Cet ostracisme s’accompagne d’un vocabulaire souvent péjoratif : dépendance, sénilité, vieux, déambuler, grabataire, prise en charge... Or, les mots sont porteurs de sens et concourent à dévaloriser et à stigmatiser les plus âgés. Plusieurs conséquences à ces discriminations pour les seniors. Isolement, perte de confiance en soi, exclusion sociale, frein à l’emploi, culpabilité, sentiment d’inutilité et d’être un poids pour une société qui caricature le vieillissement pour masquer sa propre peur de la mort. L’âgisme exerce ainsi des effets concrets sur la santé jusqu’à aboutir à un stress cardiovasculaire et à une espérance de vie réduite. Avec une population senior qui croît chaque année et devrait atteindre les 5 millions d’ici de 2040, il apparaît fondamental de proposer des solutions pour valoriser les plus âgés, chaque personne étant un senior en devenir.

 

L’importance du choix des mots

Outre l’éducation, l’évolution de la communication, l’expérimentation d’échanges intergénérationnels et de nécessaires réformes législatives, de nouvelles pistes sont proposées pour mieux intégrer les personnes âgées au sein de la société.

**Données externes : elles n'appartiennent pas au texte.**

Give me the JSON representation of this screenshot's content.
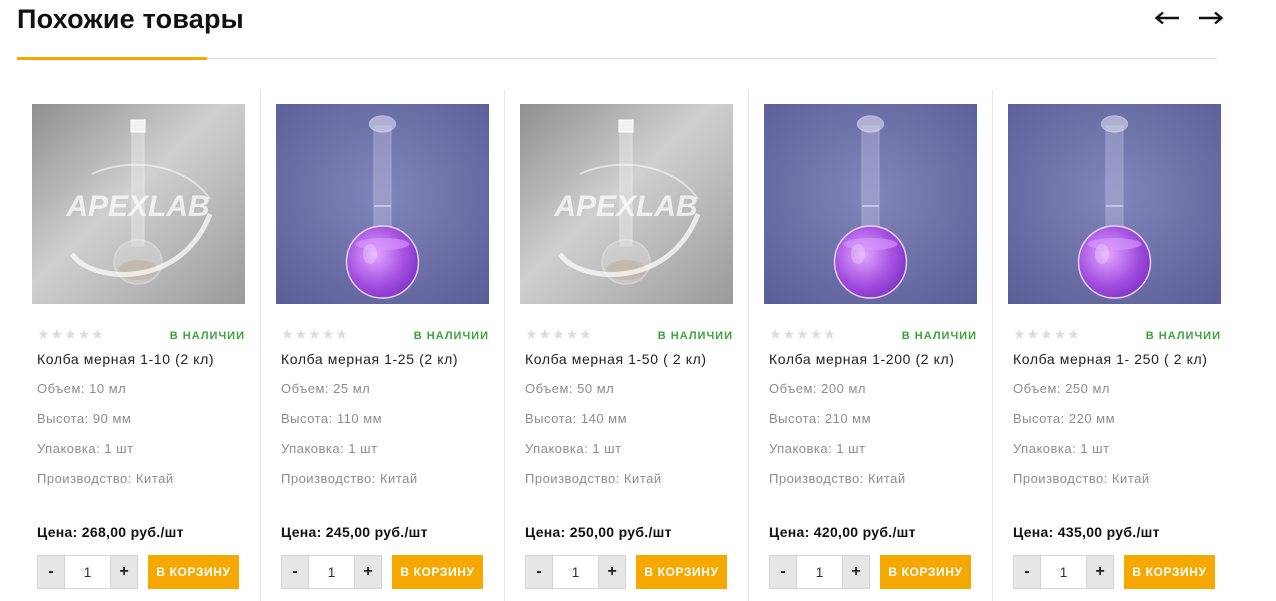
{
  "page": {
    "title": "Похожие товары",
    "prev_icon": "arrow-left-icon",
    "next_icon": "arrow-right-icon"
  },
  "colors": {
    "accent": "#f5a800",
    "in_stock": "#3aa538",
    "bg_purple": "#6c6fa8",
    "bg_gray": "#b9b9b9"
  },
  "products": [
    {
      "image": "gray",
      "rating": 0,
      "stock": "В НАЛИЧИИ",
      "name": "Колба мерная 1-10 (2 кл)",
      "volume": "Объем: 10 мл",
      "height": "Высота: 90 мм",
      "package": "Упаковка: 1 шт",
      "origin": "Производство: Китай",
      "price": "Цена: 268,00 руб./шт",
      "qty": "1",
      "minus": "-",
      "plus": "+",
      "cart": "В КОРЗИНУ"
    },
    {
      "image": "purple",
      "rating": 0,
      "stock": "В НАЛИЧИИ",
      "name": "Колба мерная 1-25 (2 кл)",
      "volume": "Объем: 25 мл",
      "height": "Высота: 110 мм",
      "package": "Упаковка: 1 шт",
      "origin": "Производство: Китай",
      "price": "Цена: 245,00 руб./шт",
      "qty": "1",
      "minus": "-",
      "plus": "+",
      "cart": "В КОРЗИНУ"
    },
    {
      "image": "gray",
      "rating": 0,
      "stock": "В НАЛИЧИИ",
      "name": "Колба мерная 1-50 ( 2 кл)",
      "volume": "Объем: 50 мл",
      "height": "Высота: 140 мм",
      "package": "Упаковка: 1 шт",
      "origin": "Производство: Китай",
      "price": "Цена: 250,00 руб./шт",
      "qty": "1",
      "minus": "-",
      "plus": "+",
      "cart": "В КОРЗИНУ"
    },
    {
      "image": "purple",
      "rating": 0,
      "stock": "В НАЛИЧИИ",
      "name": "Колба мерная 1-200 (2 кл)",
      "volume": "Объем: 200 мл",
      "height": "Высота: 210 мм",
      "package": "Упаковка: 1 шт",
      "origin": "Производство: Китай",
      "price": "Цена: 420,00 руб./шт",
      "qty": "1",
      "minus": "-",
      "plus": "+",
      "cart": "В КОРЗИНУ"
    },
    {
      "image": "purple",
      "rating": 0,
      "stock": "В НАЛИЧИИ",
      "name": "Колба мерная 1- 250 ( 2 кл)",
      "volume": "Объем: 250 мл",
      "height": "Высота: 220 мм",
      "package": "Упаковка: 1 шт",
      "origin": "Производство: Китай",
      "price": "Цена: 435,00 руб./шт",
      "qty": "1",
      "minus": "-",
      "plus": "+",
      "cart": "В КОРЗИНУ"
    }
  ],
  "watermark": "APEXLAB"
}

Quatre professionnels du grand âge – Pascal Champvert, Président de l’AD-PA (Association des Directeurs au service des Personnes Agée), Claude Jeandel, gériatre, Philippe Denormandie, chirurgien neuro-orthopédique et Alain Koskas, Président de la FIAPA (Fédération internationale des associations de personnes âgées) tous deux membres du conseil scientifique du rapport Libault – préconisent ainsi un changement de la sémantique liée à l’âge. Parce que les mots sont porteurs de sens et de représentations, il leur apparaît crucial de choisir un vocabulaire bienveillant pour parler de et avec les personnes âgées. Il est ainsi nécessaire de remplacer certains termes connotés négativement et de leur trouver des équivalences positives.

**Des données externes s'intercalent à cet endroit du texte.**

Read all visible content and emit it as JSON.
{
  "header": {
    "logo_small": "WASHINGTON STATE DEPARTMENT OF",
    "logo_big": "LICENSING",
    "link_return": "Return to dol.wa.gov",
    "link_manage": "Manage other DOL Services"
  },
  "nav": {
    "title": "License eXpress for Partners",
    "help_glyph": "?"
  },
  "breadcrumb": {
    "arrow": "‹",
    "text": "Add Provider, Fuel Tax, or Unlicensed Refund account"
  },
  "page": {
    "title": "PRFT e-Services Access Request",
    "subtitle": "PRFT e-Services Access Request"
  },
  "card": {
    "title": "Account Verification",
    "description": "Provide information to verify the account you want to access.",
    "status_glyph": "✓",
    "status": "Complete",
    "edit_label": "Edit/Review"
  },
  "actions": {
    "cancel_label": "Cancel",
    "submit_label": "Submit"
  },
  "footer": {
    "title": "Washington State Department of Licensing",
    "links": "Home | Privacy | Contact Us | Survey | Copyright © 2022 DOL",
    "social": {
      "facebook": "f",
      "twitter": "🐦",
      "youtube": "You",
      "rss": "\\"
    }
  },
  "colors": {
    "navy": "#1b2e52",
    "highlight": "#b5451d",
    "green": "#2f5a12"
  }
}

Plusieurs exemples ont été proposés par les quatre personnalités. Ainsi on parlera de préférence de troubles neurocognitifs plutôt que de démence ou de sénilité, de soutien à domicile à la place de maintien à domicile, de personne vulnérable au lieu de personne dépendante, d’autonomie plutôt que de dépendance, de personne à mobilité réduite à la place de grabataire ou encore d’accompagnement en remplacement de prise en charge. L’objectif est d’abandonner des termes durs, parfois violents, envers les seniors et d’utiliser des mots porteurs d’une image positive afin de promouvoir une société respectueuse de chaque âge de la vie. De la même façon, certains paradigmes doivent évoluer. On se doit ainsi d’écouter et de prendre en compte les envies et les attentes des seniors et non pas simplement leur notifier ce qui semble le mieux pour eux.

Attendue à l’automne, la future loi Grand âge et autonomie devrait œuvrer pour une modification du vocabulaire relatif aux seniors. Reste aux professionnels du secteur à s’approprier ce jargon bienveillant et à l’intégrer dans leur communication afin de faire changer les mentalités et le regard porté sur les aînés.